- Occupation: forensic psychologist
- Known for: Helped uncover abusive interrogation in Guantanamo

= Michael Gelles =

American forensic psychologist

Michael Gelles is an American forensic psychologist.
He is notable for the role he played in uncovering the unauthorized use of abusive techniques during the interrogation of captives held in extrajudicial detention, apprehended during the "war on terror".

Gelles was chief forensic psychologist for the Naval Criminal Investigative Service (NCIS) in 2002 when he and other senior NCIS officials learned of the unauthorized use of extended techniques on Guantanamo captive Mohammed Al Qahtani, one of the suspected 20th hijackers, who was subjected to 58 days of sleep deprivation.
Gelles was interviewed for the film Torturing Democracy.
Selections from the interviews appeared in the film where Gelles described how he and his boss at NCIS, Alberto J. Mora, and their colleagues learned of the use of abusive interrogation techniques, and their reactions.

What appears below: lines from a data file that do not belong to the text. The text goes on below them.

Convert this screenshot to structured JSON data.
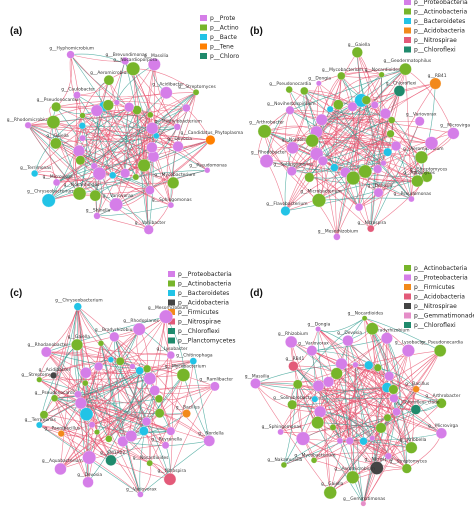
{
  "colors": {
    "proteobacteria": "#d57ee8",
    "actinobacteria": "#77b52a",
    "bacteroidetes": "#22c3e6",
    "acidobacteria": "#444444",
    "firmicutes": "#f2891b",
    "nitrospirae": "#e35a79",
    "chloroflexi": "#1f8a6c",
    "tenericutes": "#ff7f00",
    "gemmatimonadetes": "#e58ec8",
    "planctomycetes": "#1f8a6c",
    "edge_positive": "#e8536f",
    "edge_negative": "#2a9a8c"
  },
  "panels": [
    {
      "label": "(a)",
      "legend": [
        {
          "text": "p__Prote",
          "color": "proteobacteria"
        },
        {
          "text": "p__Actino",
          "color": "actinobacteria"
        },
        {
          "text": "p__Bacte",
          "color": "bacteroidetes"
        },
        {
          "text": "p__Tene",
          "color": "tenericutes"
        },
        {
          "text": "p__Chloro",
          "color": "chloroflexi"
        }
      ],
      "nodes": [
        {
          "text": "Candidatus_Phytoplasma",
          "color": "tenericutes"
        },
        {
          "text": "Chryseobacterium",
          "color": "bacteroidetes"
        },
        {
          "text": "Brevundimonas",
          "color": "proteobacteria"
        },
        {
          "text": "Sphingomonas",
          "color": "proteobacteria"
        },
        {
          "text": "Rhodomicrobium",
          "color": "proteobacteria"
        },
        {
          "text": "Streptomyces",
          "color": "actinobacteria"
        },
        {
          "text": "Shinella",
          "color": "proteobacteria"
        },
        {
          "text": "Hyphomicrobium",
          "color": "proteobacteria"
        },
        {
          "text": "Pseudomonas",
          "color": "proteobacteria"
        },
        {
          "text": "Terrimonas",
          "color": "bacteroidetes"
        },
        {
          "text": "Massilia",
          "color": "proteobacteria"
        },
        {
          "text": "Variibacter",
          "color": "proteobacteria"
        },
        {
          "text": "Pseudonocardia",
          "color": "actinobacteria"
        },
        {
          "text": "Methylobacterium",
          "color": "proteobacteria"
        },
        {
          "text": "Nocardioides",
          "color": "actinobacteria"
        },
        {
          "text": "Aeromicrobium",
          "color": "actinobacteria"
        },
        {
          "text": "Mycobacterium",
          "color": "actinobacteria"
        },
        {
          "text": "Gaiella",
          "color": "actinobacteria"
        },
        {
          "text": "Acidibacter",
          "color": "proteobacteria"
        },
        {
          "text": "Variovorax",
          "color": "proteobacteria"
        },
        {
          "text": "Caulobacter",
          "color": "proteobacteria"
        },
        {
          "text": "Devosia",
          "color": "proteobacteria"
        },
        {
          "text": "Microvirga",
          "color": "proteobacteria"
        },
        {
          "text": "Nocardioporpora",
          "color": "actinobacteria"
        }
      ]
    },
    {
      "label": "(b)",
      "legend": [
        {
          "text": "p__Proteobacteria",
          "color": "proteobacteria"
        },
        {
          "text": "p__Actinobacteria",
          "color": "actinobacteria"
        },
        {
          "text": "p__Bacteroidetes",
          "color": "bacteroidetes"
        },
        {
          "text": "p__Acidobacteria",
          "color": "firmicutes"
        },
        {
          "text": "p__Nitrospirae",
          "color": "nitrospirae"
        },
        {
          "text": "p__Chloroflexi",
          "color": "chloroflexi"
        }
      ],
      "nodes": [
        {
          "text": "Streptomyces",
          "color": "actinobacteria"
        },
        {
          "text": "Rhodobacter",
          "color": "proteobacteria"
        },
        {
          "text": "Geodermatophilus",
          "color": "actinobacteria"
        },
        {
          "text": "Nitrospira",
          "color": "nitrospirae"
        },
        {
          "text": "Pseudonocardia",
          "color": "actinobacteria"
        },
        {
          "text": "Microvirga",
          "color": "proteobacteria"
        },
        {
          "text": "Flavobacterium",
          "color": "bacteroidetes"
        },
        {
          "text": "Gaiella",
          "color": "actinobacteria"
        },
        {
          "text": "Pseudomonas",
          "color": "proteobacteria"
        },
        {
          "text": "Arthrobacter",
          "color": "actinobacteria"
        },
        {
          "text": "RB41",
          "color": "firmicutes"
        },
        {
          "text": "Mesorhizobium",
          "color": "proteobacteria"
        },
        {
          "text": "Dongia",
          "color": "proteobacteria"
        },
        {
          "text": "Aeromicrobium",
          "color": "actinobacteria"
        },
        {
          "text": "Sphingomonas",
          "color": "proteobacteria"
        },
        {
          "text": "Nocardioides",
          "color": "actinobacteria"
        },
        {
          "text": "Devosia",
          "color": "proteobacteria"
        },
        {
          "text": "Noviherbaspirillum",
          "color": "proteobacteria"
        },
        {
          "text": "Variovorax",
          "color": "proteobacteria"
        },
        {
          "text": "Microbacterium",
          "color": "actinobacteria"
        },
        {
          "text": "Mycobacterium",
          "color": "actinobacteria"
        },
        {
          "text": "Agromyces",
          "color": "actinobacteria"
        },
        {
          "text": "Nordella",
          "color": "proteobacteria"
        },
        {
          "text": "Chloroflexi",
          "color": "chloroflexi"
        }
      ]
    },
    {
      "label": "(c)",
      "legend": [
        {
          "text": "p__Proteobacteria",
          "color": "proteobacteria"
        },
        {
          "text": "p__Actinobacteria",
          "color": "actinobacteria"
        },
        {
          "text": "p__Bacteroidetes",
          "color": "bacteroidetes"
        },
        {
          "text": "p__Acidobacteria",
          "color": "acidobacteria"
        },
        {
          "text": "p__Firmicutes",
          "color": "firmicutes"
        },
        {
          "text": "p__Nitrospirae",
          "color": "nitrospirae"
        },
        {
          "text": "p__Chloroflexi",
          "color": "chloroflexi"
        },
        {
          "text": "p__Planctomycetes",
          "color": "planctomycetes"
        }
      ],
      "nodes": [
        {
          "text": "Nitrospira",
          "color": "nitrospirae"
        },
        {
          "text": "Streptomyces",
          "color": "actinobacteria"
        },
        {
          "text": "Chitinophaga",
          "color": "bacteroidetes"
        },
        {
          "text": "Devosia",
          "color": "proteobacteria"
        },
        {
          "text": "Chryseobacterium",
          "color": "bacteroidetes"
        },
        {
          "text": "Nordella",
          "color": "proteobacteria"
        },
        {
          "text": "Terrimonas",
          "color": "bacteroidetes"
        },
        {
          "text": "Mesorhizobium",
          "color": "proteobacteria"
        },
        {
          "text": "Variovorax",
          "color": "proteobacteria"
        },
        {
          "text": "Rhodanobacter",
          "color": "proteobacteria"
        },
        {
          "text": "Ramlibacter",
          "color": "proteobacteria"
        },
        {
          "text": "Aquabacterium",
          "color": "proteobacteria"
        },
        {
          "text": "Bradyrhizobium",
          "color": "proteobacteria"
        },
        {
          "text": "Reyranella",
          "color": "proteobacteria"
        },
        {
          "text": "Pseudonocardia",
          "color": "actinobacteria"
        },
        {
          "text": "Lysobacter",
          "color": "proteobacteria"
        },
        {
          "text": "SM1A02",
          "color": "planctomycetes"
        },
        {
          "text": "Gaiella",
          "color": "actinobacteria"
        },
        {
          "text": "Bacillus",
          "color": "firmicutes"
        },
        {
          "text": "Paenibacillus",
          "color": "firmicutes"
        },
        {
          "text": "Rhodoplanes",
          "color": "proteobacteria"
        },
        {
          "text": "Nocardioides",
          "color": "actinobacteria"
        },
        {
          "text": "Acidibacter",
          "color": "acidobacteria"
        },
        {
          "text": "Mycobacterium",
          "color": "actinobacteria"
        }
      ]
    },
    {
      "label": "(d)",
      "legend": [
        {
          "text": "p__Actinobacteria",
          "color": "actinobacteria"
        },
        {
          "text": "p__Proteobacteria",
          "color": "proteobacteria"
        },
        {
          "text": "p__Firmicutes",
          "color": "firmicutes"
        },
        {
          "text": "p__Acidobacteria",
          "color": "nitrospirae"
        },
        {
          "text": "p__Nitrospirae",
          "color": "acidobacteria"
        },
        {
          "text": "p__Gemmatimonadetes",
          "color": "gemmatimonadetes"
        },
        {
          "text": "p__Chloroflexi",
          "color": "chloroflexi"
        }
      ],
      "nodes": [
        {
          "text": "Gemmatimonas",
          "color": "gemmatimonadetes"
        },
        {
          "text": "Rhizobium",
          "color": "proteobacteria"
        },
        {
          "text": "Arthrobacter",
          "color": "actinobacteria"
        },
        {
          "text": "Nakamurella",
          "color": "actinobacteria"
        },
        {
          "text": "Nocardioides",
          "color": "actinobacteria"
        },
        {
          "text": "Streptomyces",
          "color": "actinobacteria"
        },
        {
          "text": "Massilia",
          "color": "proteobacteria"
        },
        {
          "text": "Pseudonocardia",
          "color": "actinobacteria"
        },
        {
          "text": "Gaiella",
          "color": "actinobacteria"
        },
        {
          "text": "Dongia",
          "color": "proteobacteria"
        },
        {
          "text": "Microvirga",
          "color": "proteobacteria"
        },
        {
          "text": "Sphingomonas",
          "color": "proteobacteria"
        },
        {
          "text": "Bradyrhizobium",
          "color": "proteobacteria"
        },
        {
          "text": "Nitrospira",
          "color": "acidobacteria"
        },
        {
          "text": "RB41",
          "color": "nitrospirae"
        },
        {
          "text": "Bacillus",
          "color": "firmicutes"
        },
        {
          "text": "Mycobacterium",
          "color": "actinobacteria"
        },
        {
          "text": "Devosia",
          "color": "proteobacteria"
        },
        {
          "text": "Kribbella",
          "color": "actinobacteria"
        },
        {
          "text": "Solirubrobacter",
          "color": "actinobacteria"
        },
        {
          "text": "Lysobacter",
          "color": "proteobacteria"
        },
        {
          "text": "Aeromicrobium",
          "color": "actinobacteria"
        },
        {
          "text": "Variovorax",
          "color": "proteobacteria"
        },
        {
          "text": "Chloroflexi_clade",
          "color": "chloroflexi"
        }
      ]
    }
  ]
}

Prior to his service with the NCIS Gelles was an officer in the United States Navy Medical Corps.
In 1991 he was a lieutenant commander.

Gelles has faced criticism for his role in the treatment of United States Navy First Class Petty Officer Daniel King, in 1999.
Gelles was called in when King had been held without charge, and subjected to 29 days of sleep deprivation, when he told interrogators he was feeling suicidal and requested the help of a mental health professional.
According to King's lawyers their confused and disoriented client's false confession was triggered, in part, due to advice from Gelles that he would feel better once he had confessed.